Quando lançou seus primeiros documentários, nos anos 1970, esse gênero não era tão popular. No entanto, seus documentários tinham grandes plateias. Por quais razões?

O documentário no Brasil era um gênero menor, considerado um trampolim para a ficção. Então, as pessoas faziam um primeiro curta-metragem, achavam que dominavam a linguagem do cinema e iam fazer o que se julgava “cinema de verdade”, ou seja, ficção. Eram poucos os documentaristas que, de fato, faziam documentários pelo prazer de fazê-los.

Eles existiam, mas eram de uma temática mais sociológica, algo mais antropológico. Eles não tinham essa preocupação com o grande público. Existem documentários anteriores aos meus que foram seminais para a minha formação. Além disso, eu morei na França no início dos anos 1970 [em Paris, cursou especialização em Cinema Documental aplicado às Ciências Sociais, no Musée Guimet, concluída em 1973], e o documentário estava em alta. Um cinema que fez muito a minha cabeça. No Brasil, você já tinha bons documentaristas no final dos anos 1960. Por exemplo, o círculo do Thomaz Farkas, que fez o Brasil Verdade, tinha filmes do Sergio Muniz, de Roberto Santos, de Vladimir Carvalho. Havia um cinema documentário bom, mas ele não era feito para as salas de cinema, para o grande público.

 

Como foi o processo de realização de Os Anos JK – Uma Trajetória Política?

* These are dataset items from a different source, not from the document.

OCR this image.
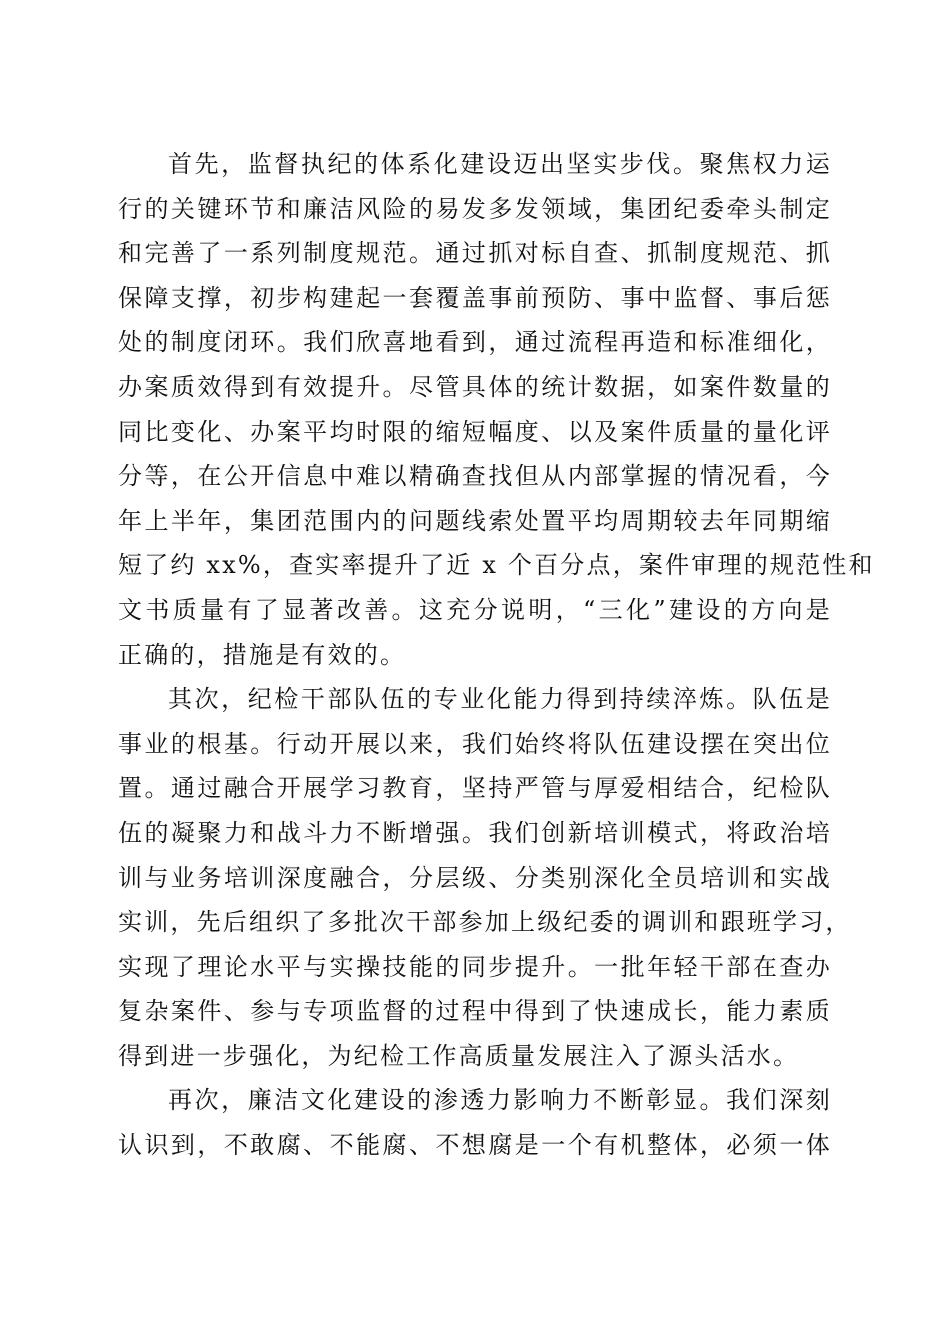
首先，监督执纪的体系化建设迈出坚实步伐。聚焦权力运
行的关键环节和廉洁风险的易发多发领域，集团纪委牵头制定
和完善了一系列制度规范。通过抓对标自查、抓制度规范、抓
保障支撑，初步构建起一套覆盖事前预防、事中监督、事后惩
处的制度闭环。我们欣喜地看到，通过流程再造和标准细化，
办案质效得到有效提升。尽管具体的统计数据，如案件数量的
同比变化、办案平均时限的缩短幅度、以及案件质量的量化评
分等，在公开信息中难以精确查找但从内部掌握的情况看，今
年上半年，集团范围内的问题线索处置平均周期较去年同期缩
短了约 xx%，查实率提升了近 x 个百分点，案件审理的规范性和
文书质量有了显著改善。这充分说明，“三化”建设的方向是
正确的，措施是有效的。
其次，纪检干部队伍的专业化能力得到持续淬炼。队伍是
事业的根基。行动开展以来，我们始终将队伍建设摆在突出位
置。通过融合开展学习教育，坚持严管与厚爱相结合，纪检队
伍的凝聚力和战斗力不断增强。我们创新培训模式，将政治培
训与业务培训深度融合，分层级、分类别深化全员培训和实战
实训，先后组织了多批次干部参加上级纪委的调训和跟班学习，
实现了理论水平与实操技能的同步提升。一批年轻干部在查办
复杂案件、参与专项监督的过程中得到了快速成长，能力素质
得到进一步强化，为纪检工作高质量发展注入了源头活水。
再次，廉洁文化建设的渗透力影响力不断彰显。我们深刻
认识到，不敢腐、不能腐、不想腐是一个有机整体，必须一体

Esse filme partiu de um acordo com o produtor. Eu havia voltado ao Brasil em 1976 [de Paris, na França, onde morou de 1972 a 1976], e o Hélio Paulo Ferraz tinha uma produtora de cinema, a Terra Filmes, que ele administrava. Eu me dava com ele e com os irmãos, o Antônio e o Buza Ferraz. Eles meio que me adotaram. O Hélio me falou: “Eu banco seu documentário, mas não faço filme para perder dinheiro. Quero que ele tenha uma pegada comercial”. Aí, comecei a discutir o que poderia ser esse filme e chegamos à conclusão no final de 1976. Em agosto [de 1976], tinha morrido JK, 16 anos depois de ter deixado de ser presidente da República, ele ainda estava no coração do povo. Quando teve o velório dele no Rio de Janeiro, e o cortejo foi até o aeroporto Santos Dumont, onde o corpo embarcou para Brasília, uma multidão foi atrás. Na pista do aeroporto estava Carlos Lacerda, prestando a última homenagem. JK chegou em Brasília, o povo o tirou do caminhão do Corpo de Bombeiros e levou nas costas. Ele foi para a Catedral e de lá para o cemitério, carregado pelo povo.  O Magalhães Pinto, que era o presidente do Senado, não perguntou ao Geisel se poderia ou não, e botou a bandeira a meio-pau. O pessoal não quis saber se o governo ia deixar ou não, e foi prestar homenagem ao JK. Foi aí que nós chegamos a um acordo, Hélio, um industrial, e eu, com minhas veleidades esquerdistas, que seria JK o personagem. Se a gente contasse a história do JK, a gente contaria as histórias sociais e políticas do Brasil. Ele entrou para a história como único presidente que entrou na data marcada e saiu na data marcada. Naquele momento, eu fiz uma conta: “Se 10% dos leitores da Veja, da Isto É, da Folha de S.Paulo, do Estadão, do Globo e do JB assistirem a esse filme, eu tenho 300 mil espectadores, e ele é sucesso de bilheteira. O filme foi lançado em 1980 e nós tivemos 800 mil espectadores”.

 

Em termos de narrativa, o filme tem ritmo de thriller. Você conseguiu colocar no documentário quase que uma novela, prendendo a atenção do espectador. É a esse fato que se deve o sucesso e repercussão de Os Anos JK…?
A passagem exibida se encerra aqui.